Bet on legal pot coming to a state near you …
Bet on it: legal pot is coming to a state near you.
How can you know? Follow the money. Specifically, the wagers.
Online betting markets like PaddyPower and InTrade have, for years, allowed people to bet on current events. Who will win the White House? Who will win an Oscar? Put your money down and find out.
These markets tend to be crazy accurate when it comes to politics. The InTrade betting market — now shut down for legal reasons — nailed the last two presidential elections, picking Barack Obama in 2008 and, in 2012, correctly predicting Obama or Romney in 49 of the 50 states. When money is on the line, people do their homework, and crowds have wisdom.
This election cycle, the markets are getting more useful for predicting the future. A site called PredictIt is expanding the number of political outcomes you can bet on, including, for the first time, ballot measures.
Ballot measures, of course, are votes by individual states to change laws on everything from public transportation to tax hikes. Colorado loves them; it’s how it legalized weed, and, this cycle, might legalize assisted suicide or raise the minimum wage.
PredictIt lets you bet on 14 different ballot measures, from stricter gun control in California (91 percent likely to pass) to universal health care in Colorado (85 percent likely to fail).
On marijuana, the betting is pretty clear, and it looks extraordinarily good for supporters of legalization — which, at this point, is most Americans.
Nine states, where 80 million people live, are voting on legalizing recreational or medical marijuana in November. Here is what PredictIt predicts:
Recreational:
In California, 90 percent of the money betting on yes.
In Nevada, 85 percent.
In Arizona, 72 percent
In Maine, 72 percent.
Massachusetts, 68 percent.
Those are extremely solid margins for a “yes” vote.
In terms of medical marijuana, in Florida, 87 percent of money is already bet on yes.
Arkansas is the only place the market predicts marijuana will falter. Arkansas is voting on medical marijuana, and 53 percent of the money is betting that the initiative will fail.
There are no betting markets concerning the votes on medical marijuana in North Dakota or Montana. They’re presumably too small to warrant enough interest to be meaningful.
There are many, many other indications that most of these marijuana legalization measures will pass. Conventional polling points toward weed victories — 60 percent of Californians support rec, and 70 of Floridians support med there. Political donations and prominent supporters are lining up in favor, and governments are looking forward to the tax revenue — as much as $1 billion a year in California. Meanwhile the opposition looks weak, with little money and less star power.
How reliable is PredictIt? Hard to say. It’s new and untested. Not much money is on the line. And with something like marijuana, there's a strong possibility of bias: weed lovers who live in a weed bubble bet big money on legalization, while the silent majority that doesn't smoke weed don't bet anything but will vote against legalization in November.
But this cycle, the PredictIt betting market looks to have a pretty solid grasp of reality.
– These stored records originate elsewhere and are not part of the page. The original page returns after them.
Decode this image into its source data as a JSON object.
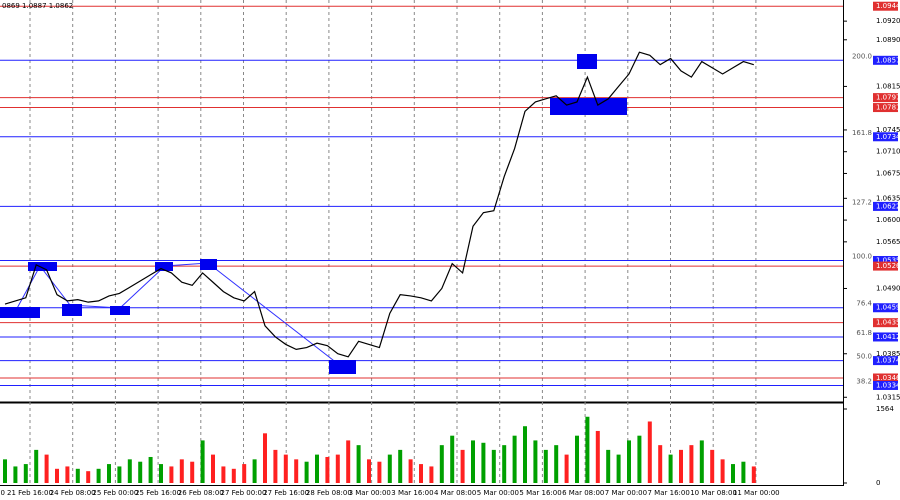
{
  "chart_data": {
    "type": "line",
    "title": "0869 1.0887 1.0862",
    "series": [
      {
        "name": "Close",
        "color": "#000000",
        "values": [
          1.0465,
          1.047,
          1.0475,
          1.0528,
          1.052,
          1.048,
          1.047,
          1.0472,
          1.0468,
          1.047,
          1.0478,
          1.0482,
          1.0492,
          1.0502,
          1.0512,
          1.0522,
          1.0515,
          1.05,
          1.0495,
          1.0515,
          1.05,
          1.0485,
          1.0475,
          1.047,
          1.0485,
          1.043,
          1.0412,
          1.04,
          1.0392,
          1.0395,
          1.0402,
          1.0398,
          1.0385,
          1.038,
          1.0405,
          1.04,
          1.0395,
          1.045,
          1.048,
          1.0478,
          1.0475,
          1.047,
          1.049,
          1.053,
          1.0515,
          1.059,
          1.0612,
          1.0615,
          1.067,
          1.0715,
          1.0775,
          1.079,
          1.0795,
          1.08,
          1.0785,
          1.079,
          1.083,
          1.0785,
          1.0795,
          1.0815,
          1.0835,
          1.087,
          1.0865,
          1.085,
          1.086,
          1.084,
          1.083,
          1.0855,
          1.0845,
          1.0835,
          1.0845,
          1.0855,
          1.085
        ]
      }
    ],
    "volume": {
      "up_color": "#00a000",
      "down_color": "#ff2020",
      "values": [
        500,
        350,
        400,
        700,
        600,
        300,
        350,
        300,
        250,
        300,
        400,
        350,
        500,
        450,
        550,
        400,
        350,
        500,
        450,
        900,
        600,
        350,
        300,
        400,
        500,
        1050,
        700,
        600,
        500,
        450,
        600,
        550,
        600,
        900,
        800,
        500,
        450,
        600,
        700,
        500,
        400,
        350,
        800,
        1000,
        700,
        900,
        850,
        700,
        800,
        1000,
        1200,
        900,
        700,
        800,
        600,
        1000,
        1400,
        1100,
        700,
        600,
        900,
        1000,
        1300,
        800,
        600,
        700,
        800,
        900,
        700,
        500,
        400,
        450,
        350
      ],
      "vlim": [
        0,
        1564
      ],
      "vticks": [
        1564,
        0
      ]
    },
    "ylim": [
      1.0309,
      1.0954
    ],
    "yticks": [
      {
        "value": 1.092,
        "label": "1.0920"
      },
      {
        "value": 1.089,
        "label": "1.0890"
      },
      1.0815,
      1.0745,
      {
        "value": 1.071,
        "label": "1.0710"
      },
      1.0675,
      1.0635,
      {
        "value": 1.06,
        "label": "1.0600"
      },
      1.0565,
      {
        "value": 1.049,
        "label": "1.0490"
      },
      1.0385,
      1.0315
    ],
    "levels": [
      {
        "value": 1.0944,
        "color": "#e03030"
      },
      {
        "value": 1.0857,
        "color": "#2020ff",
        "fib": "200.0"
      },
      {
        "value": 1.0797,
        "color": "#e03030"
      },
      {
        "value": 1.0781,
        "color": "#e03030"
      },
      {
        "value": 1.0734,
        "color": "#2020ff",
        "fib": "161.8"
      },
      {
        "value": 1.0622,
        "color": "#2020ff",
        "fib": "127.2"
      },
      {
        "value": 1.0535,
        "color": "#2020ff",
        "fib": "100.0"
      },
      {
        "value": 1.0526,
        "color": "#e03030"
      },
      {
        "value": 1.0459,
        "color": "#2020ff",
        "fib": "76.4"
      },
      {
        "value": 1.0435,
        "color": "#e03030"
      },
      {
        "value": 1.0412,
        "color": "#2020ff",
        "fib": "61.8"
      },
      {
        "value": 1.0374,
        "color": "#2020ff",
        "fib": "50.0"
      },
      {
        "value": 1.0346,
        "color": "#e03030"
      },
      {
        "value": 1.0334,
        "color": "#2020ff",
        "fib": "38.2"
      }
    ],
    "x_edge_label": "0",
    "x_labels": [
      "21 Feb 16:00",
      "24 Feb 08:00",
      "25 Feb 00:00",
      "25 Feb 16:00",
      "26 Feb 08:00",
      "27 Feb 00:00",
      "27 Feb 16:00",
      "28 Feb 08:00",
      "3 Mar 00:00",
      "3 Mar 16:00",
      "4 Mar 08:00",
      "5 Mar 00:00",
      "5 Mar 16:00",
      "6 Mar 08:00",
      "7 Mar 00:00",
      "7 Mar 16:00",
      "10 Mar 08:00",
      "11 Mar 00:00"
    ]
  }
}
In the presidential race, it gives 71 percent of the money to Hillary Clinton, which is about in line with what the betting market analysis site PredictWise is saying (76 percent chance of a Clinton win), and also with what professional statistical analysts are saying about the presidential race on sites like FiveThirtyEight (66 percent chance of a Clinton win) and The Upshot (74 percent chance of a Clinton win).
Of course, the presidential election is a giant historical event guided by massive and well-understood forces, and so it’s much easier to predict than something small like a statewide vote on a recreational plant. So these predictions are fallible. Hold off on buying that $10,000 motorized bong — for now.
But if betting markets are anywhere as close to as accurate as they’ve been during past elections, expect to see recreational weed in five more states — maybe yours.